I RAISS DAVANTI ALLA TV L’ ULTIMO CANTO DEL GALLO
giovedì 20 ottobre 2005 La Stampa 0 commenti
Fiamma Nirenstein
LE voci e le immagini rotte continuamente da problemi tecnici televisivi
davvero troppo stravaganti per l’ importanza del momento, la qualità
dell’ immagine sfilacciata, Saddam Hussein, e il giudicie Rizgar Mohammed
Amin, col coro greco dei sette coimputati di Saddam e dei cinque giudici
colleghi di Rizgar, hanno messo in scena uno fra i più importanti drammi
mondiali sul polveroso scenario del Medio Oriente.
Chi non l’ ha guardato avidamente, in Siria, Egitto, Arabia Saudita, Iran,
Israele? Chi non vi ha letto i segni del proprio stesso destino? Chi non ha
soppesato lo sdegnoso atteggiamento del tiranno deposto, interrogandosi
sulla spocchia ostentata, se risponda a uno stato d’ animo autentico e,
peggio, a una reale speranza di tornare a imporre il dominio baathista, o se
sia stato solo l’ ultimo canto del gallo; chi non ha scrutato Amin,
verificando nei suoi occhi la paura di essere trucidato per strada da una
missile terra-terra o da sicari armati di kalashnikov, e trovando invece sul
bel viso ornato da baffi curdi una quieta, eroica fiducia nella legge?
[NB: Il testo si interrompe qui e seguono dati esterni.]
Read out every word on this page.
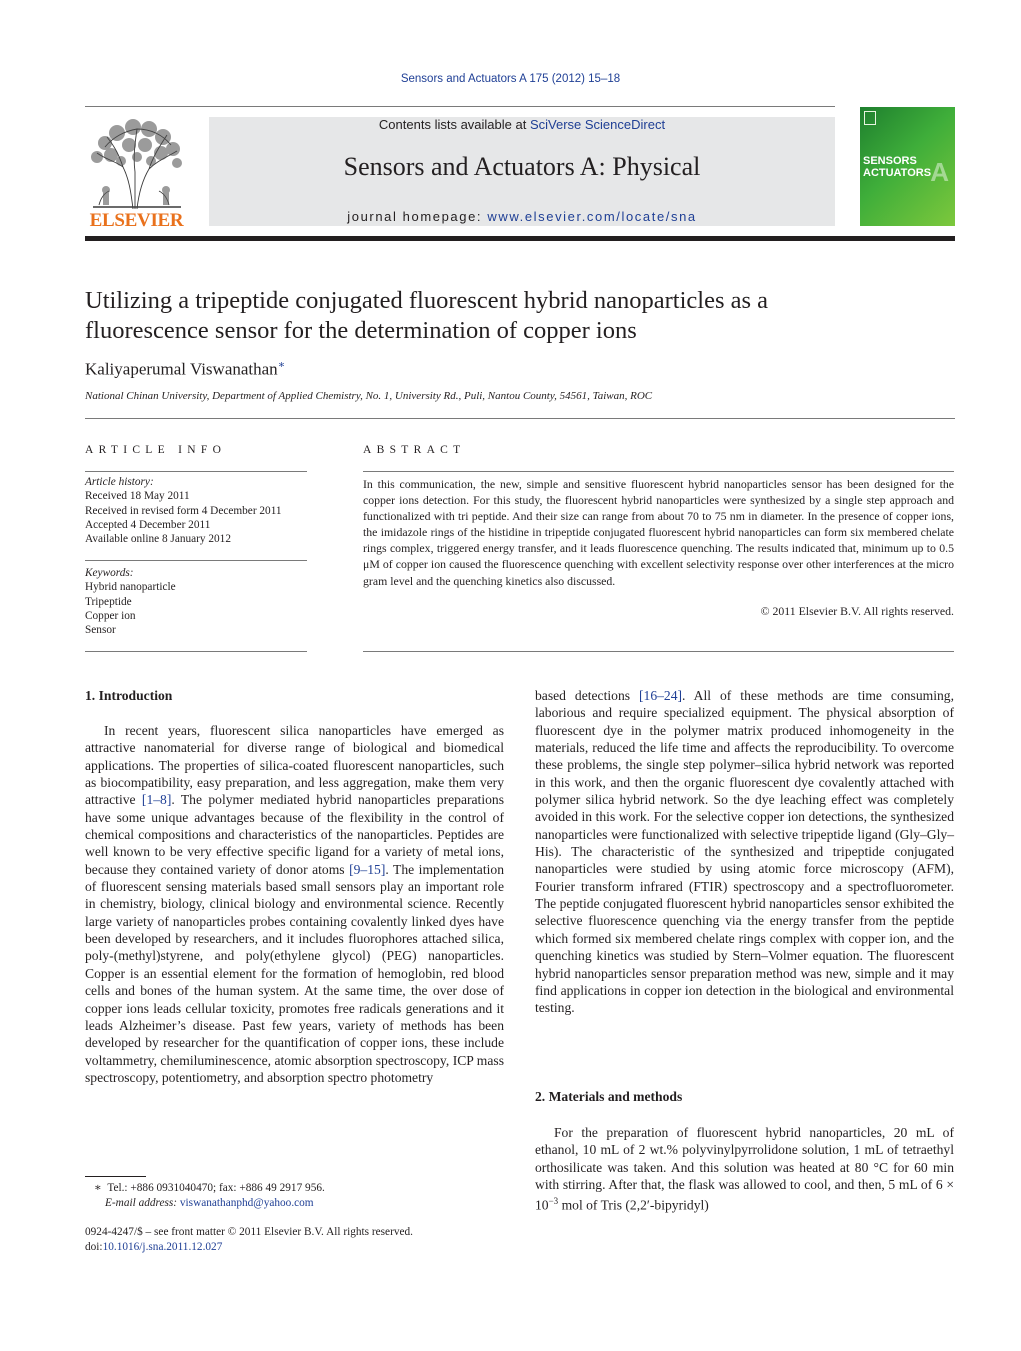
Sensors and Actuators A 175 (2012) 15–18
ELSEVIER
Contents lists available at SciVerse ScienceDirect
Sensors and Actuators A: Physical
journal homepage: www.elsevier.com/locate/sna
SENSORS
ACTUATORS A
Utilizing a tripeptide conjugated fluorescent hybrid nanoparticles as a
fluorescence sensor for the determination of copper ions
Kaliyaperumal Viswanathan∗
National Chinan University, Department of Applied Chemistry, No. 1, University Rd., Puli, Nantou County, 54561, Taiwan, ROC
ARTICLE INFO
Article history:
Received 18 May 2011
Received in revised form 4 December 2011
Accepted 4 December 2011
Available online 8 January 2012
Keywords:
Hybrid nanoparticle
Tripeptide
Copper ion
Sensor
ABSTRACT
In this communication, the new, simple and sensitive fluorescent hybrid nanoparticles sensor has been designed for the copper ions detection. For this study, the fluorescent hybrid nanoparticles were synthesized by a single step approach and functionalized with tri peptide. And their size can range from about 70 to 75 nm in diameter. In the presence of copper ions, the imidazole rings of the histidine in tripeptide conjugated fluorescent hybrid nanoparticles can form six membered chelate rings complex, triggered energy transfer, and it leads fluorescence quenching. The results indicated that, minimum up to 0.5 μM of copper ion caused the fluorescence quenching with excellent selectivity response over other interferences at the micro gram level and the quenching kinetics also discussed.
© 2011 Elsevier B.V. All rights reserved.
1. Introduction

In recent years, fluorescent silica nanoparticles have emerged as attractive nanomaterial for diverse range of biological and biomedical applications. The properties of silica-coated fluorescent nanoparticles, such as biocompatibility, easy preparation, and less aggregation, make them very attractive [1–8]. The polymer mediated hybrid nanoparticles preparations have some unique advantages because of the flexibility in the control of chemical compositions and characteristics of the nanoparticles. Peptides are well known to be very effective specific ligand for a variety of metal ions, because they contained variety of donor atoms [9–15]. The implementation of fluorescent sensing materials based small sensors play an important role in chemistry, biology, clinical biology and environmental science. Recently large variety of nanoparticles probes containing covalently linked dyes have been developed by researchers, and it includes fluorophores attached silica, poly-(methyl)styrene, and poly(ethylene glycol) (PEG) nanoparticles. Copper is an essential element for the formation of hemoglobin, red blood cells and bones of the human system. At the same time, the over dose of copper ions leads cellular toxicity, promotes free radicals generations and it leads Alzheimer’s disease. Past few years, variety of methods has been developed by researcher for the quantification of copper ions, these include voltammetry, chemiluminescence, atomic absorption spectroscopy, ICP mass spectroscopy, potentiometry, and absorption spectro photometry

based detections [16–24]. All of these methods are time consuming, laborious and require specialized equipment. The physical absorption of fluorescent dye in the polymer matrix produced inhomogeneity in the materials, reduced the life time and affects the reproducibility. To overcome these problems, the single step polymer–silica hybrid network was reported in this work, and then the organic fluorescent dye covalently attached with polymer silica hybrid network. So the dye leaching effect was completely avoided in this work. For the selective copper ion detections, the synthesized nanoparticles were functionalized with selective tripeptide ligand (Gly–Gly–His). The characteristic of the synthesized and tripeptide conjugated nanoparticles were studied by using atomic force microscopy (AFM), Fourier transform infrared (FTIR) spectroscopy and a spectrofluorometer. The peptide conjugated fluorescent hybrid nanoparticles sensor exhibited the selective fluorescence quenching via the energy transfer from the peptide which formed six membered chelate rings complex with copper ion, and the quenching kinetics was studied by Stern–Volmer equation. The fluorescent hybrid nanoparticles sensor preparation method was new, simple and it may find applications in copper ion detection in the biological and environmental testing.

2. Materials and methods

For the preparation of fluorescent hybrid nanoparticles, 20 mL of ethanol, 10 mL of 2 wt.% polyvinylpyrrolidone solution, 1 mL of tetraethyl orthosilicate was taken. And this solution was heated at 80 °C for 60 min with stirring. After that, the flask was allowed to cool, and then, 5 mL of $6 \times 10^{-3}$ mol of Tris (2,2′-bipyridyl)

∗ Tel.: +886 0931040470; fax: +886 49 2917 956.
E-mail address: viswanathanphd@yahoo.com
0924-4247/$ – see front matter © 2011 Elsevier B.V. All rights reserved.
doi:10.1016/j.sna.2011.12.027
Agli occhi mediorientali, a povera messinscena è un serio errore degli
organizzatori; qui si acconciano le proprie ricorrenze storiche con la pompa
e la formalità dovuta, è strano che gli americani e il governo dell’ Iraq non
abbiano cercato di evitare l’ aria di paura che si leggeva nella miseria
della presentazione tv. L’ evento avrebbe dovuto essere, riguardando un
tiranno che ha ucciso centinaia di migliaia dei suoi cittadini, molto più
simbolico nella forma. D’ altra parte però , Saddam nel box bianco come una
gabbia per polli o come il lettino di un bebè , identico a quelli approntati
per i suoi uomini, quelli che tremavano a ogni sua parola, fa intravedere a
ogni rais la possibilità di dovere un giorno rendere conto delle
persecuzioni delle minoranze, della promozione del terrorismo, delle stragi
perpetrate.
Assad deve aver ricordato, fra l’ altro, quella di Hama compiuta da suo padre
e deve aver pensato con un brivido alle accuse attuali contro il suo governo
di sostenere il terrore e di aver ucciso Rafik Hariri, le memorie del
Settembre Nero di re Hussein devono aver rannuvolato il totalmente innocente
giovane Abdullah di Giordania che pure cerca un’ emancipazione democratica;
anche i sovrani sauditi e Mubarak di Egitto e gli Ajatollah iraniani, e
Gheddafi, e gli altri, devono aver pensato ai decenni di imprigionamenti e
di torture contro i dissidenti e probabilmente hanno tremato.
Il messaggio del processo di Saddam sarà certo accompagnato da molte,
estenuanti discussioni che proseguiranno un tempo infinito quanto lo sarà
quello dell’ assemblamento, una a una, delle prove di tutte le imprese del
deposto dittatore sunnita; ma anche se molti ripeteranno che si tratta di un
processo illegittimo i cui fili sono tirati dagli americani il significato
basilare è uno: è giunto il tempo della responsabilità e forse della
libertà , persino nel Medio Oriente.